Second, the project addressed motor third-party liability (MTPL) issues. The Inspectorate was tasked with making recommendations for tariff revision. It was not equipped for this task, and neither was the insurance industry well informed on modern insurance management/underwriting approaches for this class of business. The assignment also involved comments on the proposed motor third-party liability law. The comments on the proposed Law included several recommendations for widening the circumstances where compensation should be made.
It was recognized that the Inspectorate had a wide range of technical assistance and capacity building needs. Given constraints in resources and also absorption capacity this tightly focused project addressed its immediate technical assistance needs. Wider needs were likely to be addressed at a later stage. In fact because of legislation delays and the Government’s decision to establish a unified regulator for all non-bank financial institutions (NBFIs), amongst other reasons, full training needs analysis and subsequent training did not take place.
Lessons learned:
- Legislation and sometimes regulations can take a long time to pass through appropriate channels – up to two years or more in some cases. Technical assistance projects involved in such areas often have a training component for the regulator and the sector (banking, insurance or other sectors) that needs to be based on the new legislation/regulation. Serious consideration needs to be given on this process: timing and even practicality where gaps in time might be very long and by which time personnel changes in the recipients may change substantially.
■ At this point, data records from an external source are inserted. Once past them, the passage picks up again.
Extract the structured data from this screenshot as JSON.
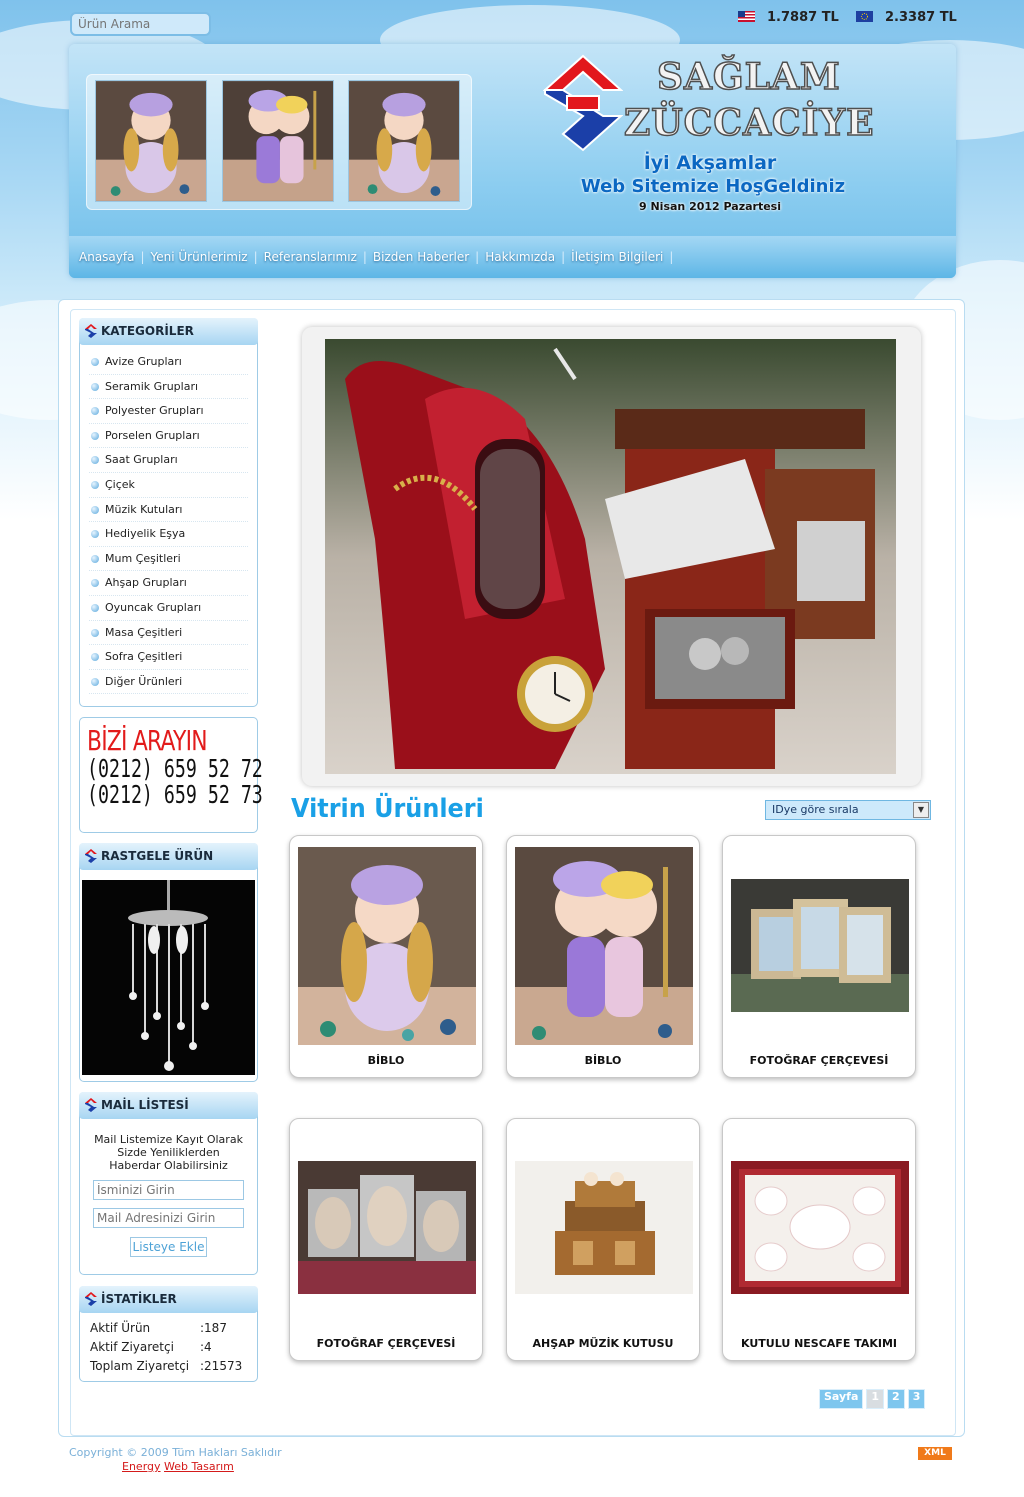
{
  "search": {
    "placeholder": "Ürün Arama"
  },
  "currency": {
    "usd": {
      "icon": "us-flag-icon",
      "value": "1.7887 TL"
    },
    "eur": {
      "icon": "eu-flag-icon",
      "value": "2.3387 TL"
    }
  },
  "brand": {
    "line1": "SAĞLAM",
    "line2": "ZÜCCACİYE",
    "colors": {
      "red": "#e2171c",
      "blue": "#1b3fa8"
    }
  },
  "greeting": {
    "line1": "İyi Akşamlar",
    "line2": "Web Sitemize HoşGeldiniz",
    "date": "9 Nisan 2012 Pazartesi"
  },
  "nav": [
    "Anasayfa",
    "Yeni Ürünlerimiz",
    "Referanslarımız",
    "Bizden Haberler",
    "Hakkımızda",
    "İletişim Bilgileri"
  ],
  "categories": {
    "title": "KATEGORİLER",
    "items": [
      "Avize Grupları",
      "Seramik Grupları",
      "Polyester Grupları",
      "Porselen Grupları",
      "Saat Grupları",
      "Çiçek",
      "Müzik Kutuları",
      "Hediyelik Eşya",
      "Mum Çeşitleri",
      "Ahşap Grupları",
      "Oyuncak Grupları",
      "Masa Çeşitleri",
      "Sofra Çeşitleri",
      "Diğer Ürünleri"
    ]
  },
  "call": {
    "title": "BİZİ ARAYIN",
    "phone1": "(0212) 659 52 72",
    "phone2": "(0212) 659 52 73"
  },
  "random_product": {
    "title": "RASTGELE ÜRÜN"
  },
  "mail": {
    "title": "MAİL LİSTESİ",
    "text": "Mail Listemize Kayıt Olarak Sizde Yeniliklerden Haberdar Olabilirsiniz",
    "name_placeholder": "İsminizi Girin",
    "email_placeholder": "Mail Adresinizi Girin",
    "button": "Listeye Ekle"
  },
  "stats": {
    "title": "İSTATİKLER",
    "rows": [
      {
        "label": "Aktif Ürün",
        "value": ":187"
      },
      {
        "label": "Aktif Ziyaretçi",
        "value": ":4"
      },
      {
        "label": "Toplam Ziyaretçi",
        "value": ":21573"
      }
    ]
  },
  "showcase": {
    "title": "Vitrin Ürünleri",
    "sort_selected": "IDye göre sırala"
  },
  "products": [
    "BİBLO",
    "BİBLO",
    "FOTOĞRAF ÇERÇEVESİ",
    "FOTOĞRAF ÇERÇEVESİ",
    "AHŞAP MÜZİK KUTUSU",
    "KUTULU NESCAFE TAKIMI"
  ],
  "pager": {
    "label": "Sayfa",
    "pages": [
      "1",
      "2",
      "3"
    ]
  },
  "footer": {
    "copyright": "Copyright © 2009 Tüm Hakları Saklıdır",
    "link1": "Energy",
    "link2": "Web Tasarım",
    "xml": "XML"
  }
}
- A careful understanding of approval processes is advisable since sometimes the recipient of technical assistance may need approval from a higher authority (in this case the Ministry of Finance-MOF) before implementation of consultant recommendations. The MOF was not a recipient of the technical assistance and so steps should have been taken to ensure buy-in from the MOF and a channel for consultation opened early on in the assignment.
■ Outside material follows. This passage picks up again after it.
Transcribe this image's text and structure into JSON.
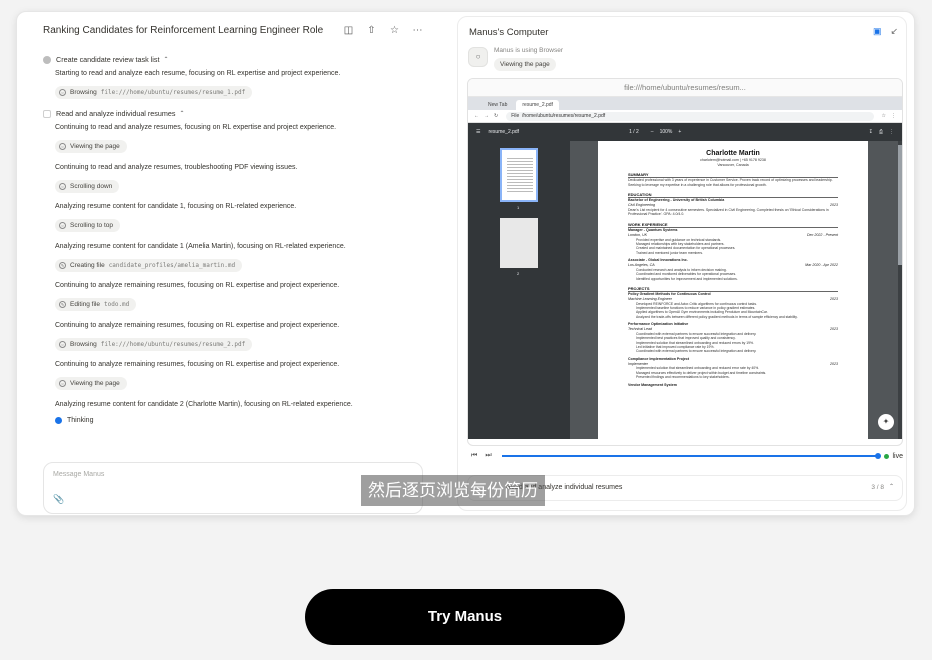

- An often recurrent problem is the regulator’s ability to retain staff. Often the problem arises because salary levels in regulators are well below those of the private sector and so once trained the staff can be hired away. The practical effect of this is that donor funded training programs for regulators often fail in their immediate purpose (although if the skills are retained in the sector some benefit is still achieved). Remuneration levels and in-house training capacity are potential answers but often difficult to achieve in practice.
- MTPL premiums are often seen as equivalent to a tax by the insured and are unpopular (about 60% of Moldovan drivers were uninsured at the time of this project). Better enforcement procedures facilitates extension of cover but this should be supplemented where possible by a public awareness campaign that illustrates with real case studies that good levels of compensation for injury are available and are paid out (assuming that insurance companies are forced by the regulator to honour claims effectively and promptly).
Reports:
Much of this assignment covered circumstances peculiar to Moldova and therefore are of less relevance to other countries. However two documents are worth reviewing:
- The Terms of Reference for the project
- The comments on the MTPL Law which formed an Appendix to the consultant’s main report. Whilst the Law is for Moldova some of the issues in the consultants comments may be useful when reviewing similar laws in other countries.